Porosity defects in the LAHAM process are generated due to the unstable keyhole tip and rapid solidification rate. Scholars have studied porosity in aluminum alloy additive manufacturing parts, demonstrating effective reduction through optimizing additive manufacturing process parameters. Derekar et al. [
37] explored two varieties of WAAM, pulsed MIG and CMT, and found that the pulsed MIG samples showed more pores and a higher volume fraction of porosity than samples manufactured using the CMT. Cong et al. [
38] studied the influence of various CMT modes on porosity in Al-6.3%Cu alloy, discovering that pulsed current in CMT-P increased porosity compared to conventional CMT. Wang et al. [
39] found that pulse frequency and arc current had a significant impact on porosity. Liu et al. [
40] used LAHAM for a thin-wall aluminum alloy, observing a decrease in porosity defects with increased laser power. Meanwhile, Zhang et al. [
41] employed response surface methodology (RSM) to optimize CMT-P arc additive manufacturing aluminum alloy, revealing wire feeding speed’s significant impact on porosity and surface roughness.
To enhance the additive manufacturing quality and mitigate issues such as spatter and porosity defects, an LCAHAM technology was introduced. It is noteworthy that process parameters play a pivotal role in enhancing the formation quality of high-strength aluminum alloys in additive manufacturing. Although there are limited studies on optimizing the LAHAM process for aluminum alloys, research on LCAHAM remains scarce. Additionally, the interaction effects between LCAHAM process parameters and the forming quality of aluminum alloys are not yet clearly understood. Therefore, this study seeks to establish a correlation regulation between the LCAHAM process parameters (including wire feeding speed, scanning speed, and laser power) and the spattering degree, forming accuracy, and porosity using the RSM.
4. Conclusions
(1) A thin-walled structure of high-strength AA2024, characterized by a crack-free, superior forming accuracy, minimal spattering, and a low porosity rate, was successfully fabricated using the innovative LCAHAM technology in combination with RSM, probability statistical theory, and a multi-objective optimization algorithm.
(2) The forming accuracy of LCAHAM AA2024 was significantly more affected by the laser power than by the wire feeding speed and scanning speed. Notably, there was an obvious correlation between the interaction of the laser power and wire feeding speed and the resulting formation accuracy of LCAHAM AA2024. Conversely, the interactions between the laser power and scanning speed, as well as between the wire feeding speed and scanning speed, did not significantly affect the forming accuracy.
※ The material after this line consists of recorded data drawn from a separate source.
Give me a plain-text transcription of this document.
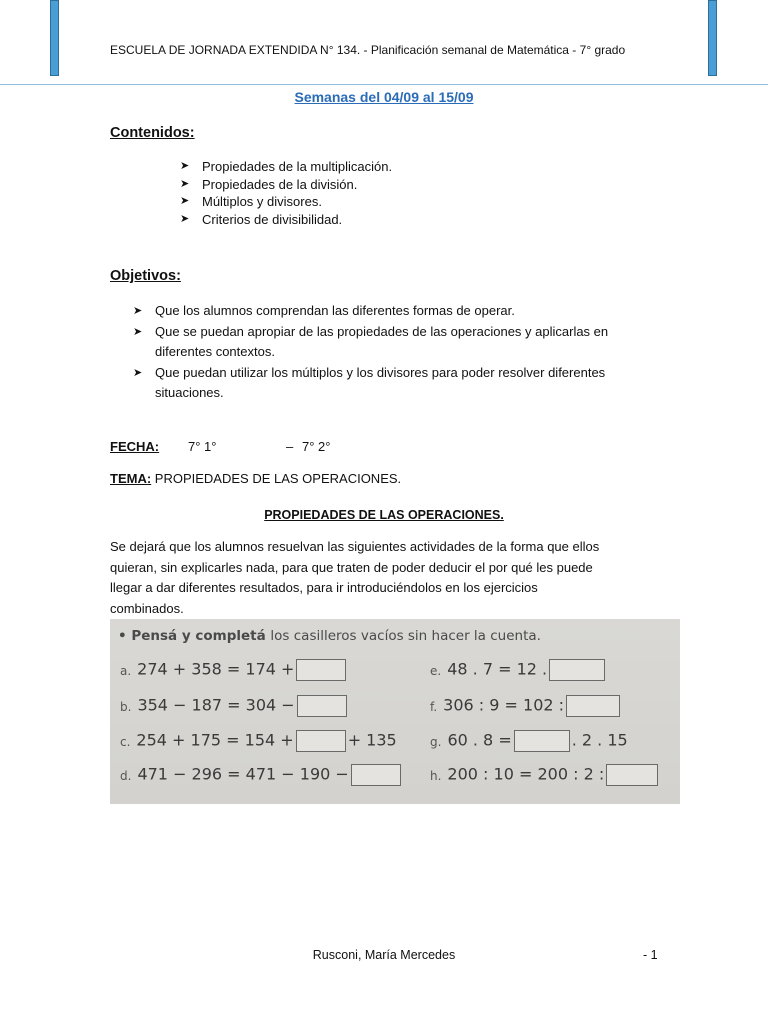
ESCUELA DE JORNADA EXTENDIDA N° 134. - Planificación semanal de Matemática - 7° grado
Semanas del 04/09 al 15/09
Contenidos:
➤ Propiedades de la multiplicación.
➤ Propiedades de la división.
➤ Múltiplos y divisores.
➤ Criterios de divisibilidad.
Objetivos:
➤ Que los alumnos comprendan las diferentes formas de operar.
➤ Que se puedan apropiar de las propiedades de las operaciones y aplicarlas en
diferentes contextos.
➤ Que puedan utilizar los múltiplos y los divisores para poder resolver diferentes
situaciones.
FECHA: 7° 1°	– 7° 2°
TEMA: PROPIEDADES DE LAS OPERACIONES.
PROPIEDADES DE LAS OPERACIONES.
Se dejará que los alumnos resuelvan las siguientes actividades de la forma que ellos
quieran, sin explicarles nada, para que traten de poder deducir el por qué les puede
llegar a dar diferentes resultados, para ir introduciéndolos en los ejercicios
combinados.
• Pensá y completá los casilleros vacíos sin hacer la cuenta.
a. 274 + 358 = 174 +
b. 354 − 187 = 304 −
c. 254 + 175 = 154 +	+ 135
d. 471 − 296 = 471 − 190 −
e. 48 . 7 = 12 .
f. 306 : 9 = 102 :
g. 60 . 8 =	. 2 . 15
h. 200 : 10 = 200 : 2 :
Rusconi, María Mercedes	- 1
(3) The laser power, wire feeding speed, and scanning speed all had noticeable effects on the spattering degree during the AA2024 LCAHAM process. However, the influence of the laser power significantly surpassed that of the other two factors. As the laser power and wire feeding speed increased, the spattering intensified; conversely, an increase in the scanning speed initially led to a decrease and subsequently an increase in the spattering extent. Notably, these three factors exhibited minimal mutual interaction on spattering.
(4) The most significant factor influencing the porosity of LCAHAM AA2024 was the scanning speed when compared with the wire feeding speed and laser power. The porosity exhibited an initial decrease followed by an increase as the scanning speed ranged from 12 mm/s to 20 mm/s. It was crucial to emphasize that the combined effects of the wire feed speed and laser power played an obvious role in reducing the porosity.
(5) Considering the forming accuracy, spattering degree, and porosity comprehensively, the recommended optimal process parameters were as follows: a wire feed speed ranging from 4.2 to 4.3 m/min, a scanning speed between 15 and 17 mm/s, and a laser power set at approximately 2000 W. Under these conditions, the forming accuracy was 84–85%, the spatter level fell within 1.0–1.2%, and the porosity was 0.7–0.9%.